Luck. Pulled strings. Marketability. Maybe they have this on their side. Though there is always something else, too. A compelling order to things, a story’s beginning, middle and end. Me? All I have is all most of us have. The messy garble of a life-in-progress.

To turn my mind from such thoughts, I lean over and share with Len the killer’s secret poem. It leaves him goggle-eyed. Encouraged, I go on to outline my interpretation of the poem’s meanings, including the unlikely hint at the author’s identity.

“You think there’s a connection?” he asks, wiping the sweat from his lip.

“I think it’s a coincidence.”

“Hold on, hold on.” Len fusses with the cutlery set out in front of him as though it represents the thoughts in his head. “If you’re right, then it means whoever’s been doing those things is either in our writing circle, or has read Angela’s story.”

“No, it doesn’t. Anyone can call themselves the Sandman. And he doesn’t call himself anything in the poem. It’s just a theory.”

“And my theory is it’s William.”

“Slow down. It’s not—”

“Hello! A kid who disembowels cats and horses for fun? He’s basically telling us what he’s capable of.”

“It’s a story, Len.”

“Some stories are true.”

“If writing fiction about serial killers makes you a murder suspect, there’d be a hundred freaks within ten blocks of here the police would want to talk to.”

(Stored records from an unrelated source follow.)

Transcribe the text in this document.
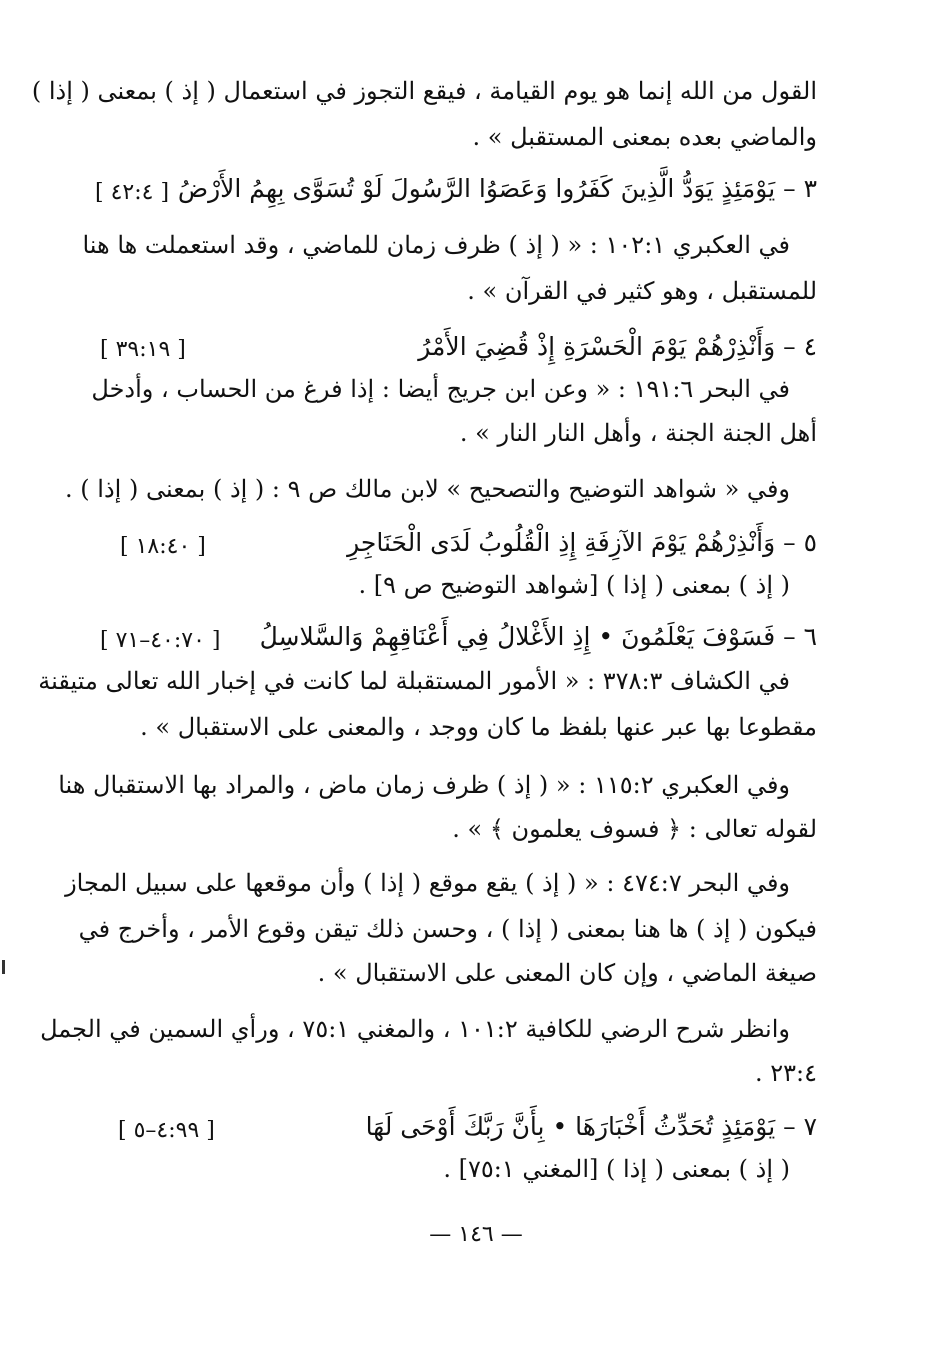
القول من الله إنما هو يوم القيامة ، فيقع التجوز في استعمال ( إذ ) بمعنى ( إذا )
والماضي بعده بمعنى المستقبل » .
٣ – يَوْمَئِذٍ يَوَدُّ الَّذِينَ كَفَرُوا وَعَصَوُا الرَّسُولَ لَوْ تُسَوَّى بِهِمُ الأَرْضُ
[ ٤٢:٤ ]
في العكبري ١٠٢:١ : « ( إذ ) ظرف زمان للماضي ، وقد استعملت ها هنا
للمستقبل ، وهو كثير في القرآن » .
٤ – وَأَنْذِرْهُمْ يَوْمَ الْحَسْرَةِ إِذْ قُضِيَ الأَمْرُ
[ ٣٩:١٩ ]
في البحر ١٩١:٦ : « وعن ابن جريج أيضا : إذا فرغ من الحساب ، وأدخل
أهل الجنة الجنة ، وأهل النار النار » .
وفي « شواهد التوضيح والتصحيح » لابن مالك ص ٩ : ( إذ ) بمعنى ( إذا ) .
٥ – وَأَنْذِرْهُمْ يَوْمَ الآزِفَةِ إِذِ الْقُلُوبُ لَدَى الْحَنَاجِرِ
[ ١٨:٤٠ ]
( إذ ) بمعنى ( إذا ) [شواهد التوضيح ص ٩] .
٦ – فَسَوْفَ يَعْلَمُونَ • إِذِ الأَغْلالُ فِي أَعْنَاقِهِمْ وَالسَّلاسِلُ
[ ٤٠:٧٠–٧١ ]
في الكشاف ٣٧٨:٣ : « الأمور المستقبلة لما كانت في إخبار الله تعالى متيقنة
مقطوعا بها عبر عنها بلفظ ما كان ووجد ، والمعنى على الاستقبال » .
وفي العكبري ١١٥:٢ : « ( إذ ) ظرف زمان ماض ، والمراد بها الاستقبال هنا
لقوله تعالى : ﴿ فسوف يعلمون ﴾ » .
وفي البحر ٤٧٤:٧ : « ( إذ ) يقع موقع ( إذا ) وأن موقعها على سبيل المجاز
فيكون ( إذ ) ها هنا بمعنى ( إذا ) ، وحسن ذلك تيقن وقوع الأمر ، وأخرج في
صيغة الماضي ، وإن كان المعنى على الاستقبال » .
وانظر شرح الرضي للكافية ١٠١:٢ ، والمغني ٧٥:١ ، ورأي السمين في الجمل
٢٣:٤ .
٧ – يَوْمَئِذٍ تُحَدِّثُ أَخْبَارَهَا • بِأَنَّ رَبَّكَ أَوْحَى لَهَا
[ ٤:٩٩–٥ ]
( إذ ) بمعنى ( إذا ) [المغني ٧٥:١] .
— ١٤٦ —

“Still. Still,” Len says, chewing his lip. “I wonder what Angela would think if she —”

“You can’t tell anyone.”

Len is crestfallen. A real horror story dropped in his lap, and he’s not allowed to run with it.

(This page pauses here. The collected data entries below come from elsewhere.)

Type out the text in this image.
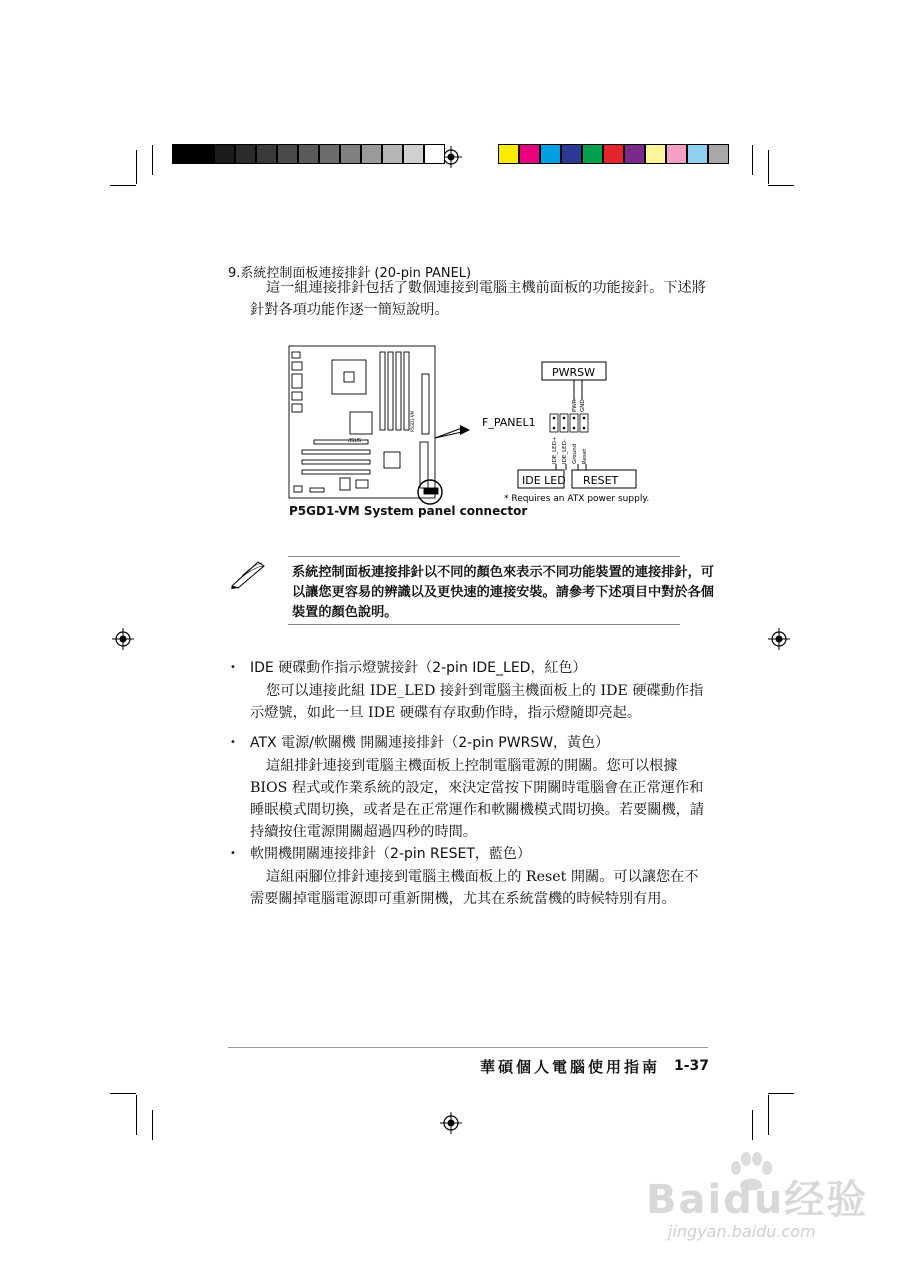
9.系統控制面板連接排針 (20-pin PANEL)
這一組連接排針包括了數個連接到電腦主機前面板的功能接針。下述將
針對各項功能作逐一簡短說明。
/ISUS
P5GD1-VM	F_PANEL1
PWRSW
PWR GND
IDE_LED+ IDE_LED- Ground Reset
IDE LED RESET
* Requires an ATX power supply.
P5GD1-VM System panel connector
系統控制面板連接排針以不同的顏色來表示不同功能裝置的連接排針，可
以讓您更容易的辨識以及更快速的連接安裝。請參考下述項目中對於各個
裝置的顏色說明。
• IDE 硬碟動作指示燈號接針（2-pin IDE_LED，紅色）
您可以連接此組 IDE_LED 接針到電腦主機面板上的 IDE 硬碟動作指
示燈號，如此一旦 IDE 硬碟有存取動作時，指示燈隨即亮起。
• ATX 電源/軟關機 開關連接排針（2-pin PWRSW，黃色）
這組排針連接到電腦主機面板上控制電腦電源的開關。您可以根據
BIOS 程式或作業系統的設定，來決定當按下開關時電腦會在正常運作和
睡眠模式間切換，或者是在正常運作和軟關機模式間切換。若要關機，請
持續按住電源開關超過四秒的時間。
• 軟開機開關連接排針（2-pin RESET，藍色）
這組兩腳位排針連接到電腦主機面板上的 Reset 開關。可以讓您在不
需要關掉電腦電源即可重新開機，尤其在系統當機的時候特別有用。
華碩個人電腦使用指南 1-37
Baidu经验
jingyan.baidu.com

“I mean it, Len. I only told you because—”

Why did I tell Len? The martinis helped. And I suppose I wanted him to be impressed. I’m a journalist at a real newspaper. I know things. But more than this, I think I wanted to entertain the big geek.

“Because I believe you can be trusted,” I say finally, finishing the sentence Len has been waiting for. And he looks away, visibly touched by the compliment.

After dessert, Mr MegaStar! announces the winner. And once I’ve jotted the name down, I’m out of there.

“I’m off, Len. Got to write this thing up licketysplit.”

Len eyes my untouched maple syrup cheesecake “You going to eat that?”

“All yours.”

I squeeze his shoulder as I get up from the table. And although Len smiles in acknowledgment of the gesture, the fact is if I hadn’t grabbed him I would have fallen face first into a passing tray of beaver-shaped shortbreads.